“Ritardare il Grand National di quest’anno fino a dopo che i negozi di scommesse in Inghilterra riapriranno i battenti il ​​12 aprile fornirà una spinta tanto necessaria alle corse e alle strade principali e consentirà alle molte persone che visitano un negozio di scommesse solo una volta all’anno di prendere parte alla corsa più grande del mondo”, secondo il Betting and Gaming Council.

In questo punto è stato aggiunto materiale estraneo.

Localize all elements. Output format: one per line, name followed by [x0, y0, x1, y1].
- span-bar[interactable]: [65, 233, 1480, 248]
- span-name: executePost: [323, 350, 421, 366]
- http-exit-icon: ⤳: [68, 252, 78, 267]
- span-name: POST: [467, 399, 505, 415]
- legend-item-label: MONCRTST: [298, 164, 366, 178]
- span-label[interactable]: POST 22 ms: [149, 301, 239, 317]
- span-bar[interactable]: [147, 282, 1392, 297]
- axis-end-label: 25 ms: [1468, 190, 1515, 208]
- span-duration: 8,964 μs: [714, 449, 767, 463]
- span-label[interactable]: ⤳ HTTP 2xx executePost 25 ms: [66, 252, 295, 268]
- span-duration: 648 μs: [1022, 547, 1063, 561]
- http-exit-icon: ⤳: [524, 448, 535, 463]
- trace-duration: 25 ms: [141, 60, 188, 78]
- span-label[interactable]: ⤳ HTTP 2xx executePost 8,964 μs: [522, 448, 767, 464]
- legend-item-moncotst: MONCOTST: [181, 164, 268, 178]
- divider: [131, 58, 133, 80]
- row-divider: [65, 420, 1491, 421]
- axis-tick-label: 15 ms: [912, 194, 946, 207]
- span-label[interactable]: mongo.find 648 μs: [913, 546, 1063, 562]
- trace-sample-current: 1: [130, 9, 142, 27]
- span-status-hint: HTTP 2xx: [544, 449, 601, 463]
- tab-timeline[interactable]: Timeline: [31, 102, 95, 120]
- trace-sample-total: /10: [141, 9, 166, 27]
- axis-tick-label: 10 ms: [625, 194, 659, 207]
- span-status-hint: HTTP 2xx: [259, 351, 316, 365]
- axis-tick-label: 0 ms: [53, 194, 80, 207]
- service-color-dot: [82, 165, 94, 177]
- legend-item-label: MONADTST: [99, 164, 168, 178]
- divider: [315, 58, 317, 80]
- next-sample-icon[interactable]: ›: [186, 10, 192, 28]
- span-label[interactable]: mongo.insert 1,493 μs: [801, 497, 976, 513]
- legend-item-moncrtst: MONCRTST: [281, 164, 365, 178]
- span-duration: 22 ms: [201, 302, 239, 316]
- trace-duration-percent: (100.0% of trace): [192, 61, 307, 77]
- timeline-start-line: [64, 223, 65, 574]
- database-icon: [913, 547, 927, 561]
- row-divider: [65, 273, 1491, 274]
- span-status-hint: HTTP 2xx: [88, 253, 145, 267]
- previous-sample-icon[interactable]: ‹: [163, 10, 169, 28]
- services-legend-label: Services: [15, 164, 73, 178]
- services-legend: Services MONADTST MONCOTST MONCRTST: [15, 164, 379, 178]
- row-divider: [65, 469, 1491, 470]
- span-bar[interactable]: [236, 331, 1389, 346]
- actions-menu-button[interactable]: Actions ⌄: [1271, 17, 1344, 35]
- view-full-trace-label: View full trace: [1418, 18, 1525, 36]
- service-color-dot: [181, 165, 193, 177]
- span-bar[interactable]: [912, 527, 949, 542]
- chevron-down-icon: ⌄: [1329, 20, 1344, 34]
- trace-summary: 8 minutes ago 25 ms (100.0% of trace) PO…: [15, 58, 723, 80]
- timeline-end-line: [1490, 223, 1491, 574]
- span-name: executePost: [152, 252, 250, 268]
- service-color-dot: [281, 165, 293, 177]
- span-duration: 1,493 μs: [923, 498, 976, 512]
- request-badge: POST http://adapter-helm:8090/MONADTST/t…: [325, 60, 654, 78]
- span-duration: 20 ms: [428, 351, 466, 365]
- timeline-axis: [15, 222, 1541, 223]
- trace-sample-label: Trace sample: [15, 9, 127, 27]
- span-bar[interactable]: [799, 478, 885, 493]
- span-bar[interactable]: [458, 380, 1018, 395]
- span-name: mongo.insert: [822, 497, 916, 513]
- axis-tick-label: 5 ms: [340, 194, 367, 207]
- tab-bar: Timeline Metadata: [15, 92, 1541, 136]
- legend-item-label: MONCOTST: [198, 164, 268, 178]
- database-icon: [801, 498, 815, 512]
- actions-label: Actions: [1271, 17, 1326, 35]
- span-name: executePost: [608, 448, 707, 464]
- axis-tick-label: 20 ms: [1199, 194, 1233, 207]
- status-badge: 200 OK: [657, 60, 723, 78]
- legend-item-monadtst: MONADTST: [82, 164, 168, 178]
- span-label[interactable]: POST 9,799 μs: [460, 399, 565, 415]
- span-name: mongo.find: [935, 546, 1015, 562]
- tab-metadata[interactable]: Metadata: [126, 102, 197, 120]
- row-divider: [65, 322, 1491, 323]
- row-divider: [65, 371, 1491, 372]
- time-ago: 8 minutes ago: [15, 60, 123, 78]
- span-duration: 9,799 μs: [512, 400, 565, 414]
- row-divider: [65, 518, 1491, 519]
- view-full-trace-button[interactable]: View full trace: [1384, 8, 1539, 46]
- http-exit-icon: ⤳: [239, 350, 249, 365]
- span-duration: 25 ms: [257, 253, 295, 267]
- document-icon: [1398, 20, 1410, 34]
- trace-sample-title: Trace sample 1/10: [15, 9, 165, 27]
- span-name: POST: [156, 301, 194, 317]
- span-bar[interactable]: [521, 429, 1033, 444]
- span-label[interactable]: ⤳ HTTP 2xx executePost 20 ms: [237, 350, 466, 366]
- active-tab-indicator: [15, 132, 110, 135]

“La corsa a ostacoli si svolgerà ad Aintree sabato 10 aprile. Tuttavia, questo è due giorni prima che i negozi di scommesse usciranno dal blocco secondo la tabella di marcia pubblicata dal governo lunedì. Una stima di 125 milioni di sterline viene tradizionalmente scommessa sulla corsa famosa in tutto il mondo da milioni di scommettitori – con quasi la metà di tutte le scommesse piazzate nei negozi di scommesse terrestri, rendendolo il giorno più impegnativo dell’anno. Le cifre mostrano anche che i soldi scommessi sul Grand National nei negozi di scommesse valgono un milione di sterline in più in ‘levy payments’ per le corse. Ma se i negozi di scommesse rimangono chiusi quando si svolge la gara, gran parte di questo denaro non sarà affatto scommesso, privando le corse dei finanziamenti tanto necessari e dell’opportunità di promuovere le corse al più vasto pubblico possibile. Molti clienti visitano un negozio di scommesse solo una volta all’anno per il loro sfarzo annuale sul National e sceglieranno semplicemente di non piazzare una scommessa online. I 6.700 negozi di scommesse del Regno Unito danno lavoro a 32.600 lavoratori, quasi un quarto dei quali hanno meno di 25 anni, e pagano circa 1 miliardo di sterline all’anno di tasse, più 60 milioni di sterline in tasse aziendali. Nel frattempo, uno studio condotto da ESA Retail ha rilevato che l’89% dei clienti dei negozi di scommesse combina il loro viaggio ai bookmaker con visite ad altre attività commerciali locali, il che significa che ritardare il Grand National fino a dopo il 12 aprile potrebbe anche essere un enorme impulso per le strade principali di tutto il paese.

Fornirebbe anche un enorme impulso al morale della nazione e fornirebbe alle corse – che normalmente ricevono 350 milioni di sterline all’anno dall’industria delle scommesse attraverso la sponsorizzazione, i diritti dei media e la tassa sulle scommesse – una spinta economica in un momento in cui le corse stanno cercando di riprendersi dagli effetti della pandemia.

Michael Dugher, amministratore delegato della BGC, ha dichiarato: “Ritardare il Grand National fino all’apertura dei negozi di scommesse è sicuramente un’idea che vale la pena esplorare. Capisco che questa idea non sia priva di sfide, ma siamo disposti a fare tutto il possibile per aiutare a risolvere eventuali difficoltà. Garantire che gli scommettitori una volta all’anno siano in grado di fare un salto dai loro bookmaker locali per sbattere le palpebre, sostenendo la loro strada principale locale, sulla corsa di cavalli più famosa del mondo, aiuterebbe anche a rendere il Grand National una celebrazione veramente nazionale, un aiuto alla ripartenza dell’economia. Ci assicurerebbe di coinvolgere quante più persone possibile in questo grande evento britannico, mettendo in mostra il favoloso sport delle corse. Ciò fornirebbe anche una spinta tanto necessaria e tempestiva per le corse e per le strade principali dopo un anno così torrido”.